L’éducation passe aussi et surtout par les sentiments. Celui du bien-être s’oppose au mal-être, ce n’est pas une surprise. Pourtant, ils apportent sensiblement quelque chose de réconfortant, si l’on parvient à accepter leur complémentarité. Martin Lund s’en saisit, à l’aide d’une vitalité qui renoue avec la nostalgie ou qui fusionne avec l’actualité, suivant sa tranche d’âge. Il ne nous laisse pas indifférent dans son discours, bien qu’on puisse le rencontrer à tout-va dans divers teen-movies. Mais celui-ci possède une personnalité, qui ne s’embrume pas dans l’outrance ou l’extravagance, pour le simple outil de divertissement. Il y aura toujours quelque chose à explorer dans cette période indécise qu’est l’adolescence. La transition vers la maturité est une étape douloureuse, propre à la dureté d’une époque perdue dans le passé et que l’on ne peut ni rattraper, ni réparer.
Loin de la cruauté qu’évoque le titre, celui-ci met tout de même en évidence un certain traumatisme qui traverse les couloirs des collèges et lycées. Le flux d’élèves n’est que rencontre et collision, un éternel cycle qui ne ralentit que dans les moments les plus intenses. Ceux-ci prennent forme dans le point de vue du groupe, qui aura toujours plus de visibilité sur l’individu, mais pas le dernier mot. Frida (Elli Rhiannon Müller Osbourne), une enclave au système de conduite en Norvège, n’agace pas son monde mais accepte d’être mise de côté afin de tutoyer une liberté que nul ne peut lui offrir. Sa présence est bien évidemment nuancée en profondeur, car ce que le conformiste propose, n’est que superficiel dans le long terme. C’est justement l’arrivée du modèle de réussite et d’admiration qui s’abandonne de plus en plus à ses désirs. Marius (Jonas Tidemann) est doué, bilingue et remplit toutes les tâches qu’on lui tend. Mais il existe une contrepartie qu’il découvre avec beaucoup d’émotions et de stupeur, qu’on le placera au centre de tous les regards, de toutes les attentes et de toutes les confusions.

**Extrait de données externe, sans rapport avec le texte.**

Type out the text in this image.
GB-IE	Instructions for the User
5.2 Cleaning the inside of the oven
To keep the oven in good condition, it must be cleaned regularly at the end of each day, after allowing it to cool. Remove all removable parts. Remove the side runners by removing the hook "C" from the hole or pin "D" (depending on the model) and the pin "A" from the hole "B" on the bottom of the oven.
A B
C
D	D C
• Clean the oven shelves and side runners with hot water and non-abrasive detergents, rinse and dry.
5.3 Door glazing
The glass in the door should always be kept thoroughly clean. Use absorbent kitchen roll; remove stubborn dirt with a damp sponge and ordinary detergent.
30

Le temple de la pédagogie ne livre donc pas toute la sérénité qui devrait l’accompagner, car les mœurs évoluent, tout comme la mentalité des groupes qui bouscule un peu trop la sensibilité. Entre l’amour et la vie sexuelle, la partition reste consciente de ses enchainements, tantôt mélodieux, tantôt maladroits. Lund s’amuse ainsi à regarder ces deux âmes, définies par leur apparence et leur dérive. En parallèle, il ne laisse pas son univers sanglé à la caricature et développe chaque problématique avec honnêteté. Ce que les adultes ignorent se recoupe avec l’expérience passée, qui les agrippe à leur enfant, dont il est difficile de comprendre les pensées, même les plus sombres. Ils sont parents, professeur et médiateur dans cet exercice, mais souvent au service de la normalité, que l’on combat avec la rupture des règles et des conventions. La rébellion est pourtant un des fruits de l’adolescence et on en établit un portrait ludique, sauvage et raccord avec cette émancipation, qui guette chaque détour de conduite.
Ainsi, « Psychobitch » ne manque pas d’être efficace, car nous ramène à l’innocence d’une enfance qui rallie tous les maux d’une société, ponçant tous les contours possibles. Et c’est ce qui est intéressant dans cette nouvelle fable d’école, qui ne sombre pas dans le pessimisme ou le dépressif. Au contraire, elle s’offre des opportunités à ses personnages, tout comme aux spectateurs concernés, qu’il reste toujours une « danse » à partager, au crochet d’une rédemption morale. Les sentiments sont faits pour s’exprimer, qu’importe le rythme, qu’importe la musique, pourvu qu’ils soient sincères.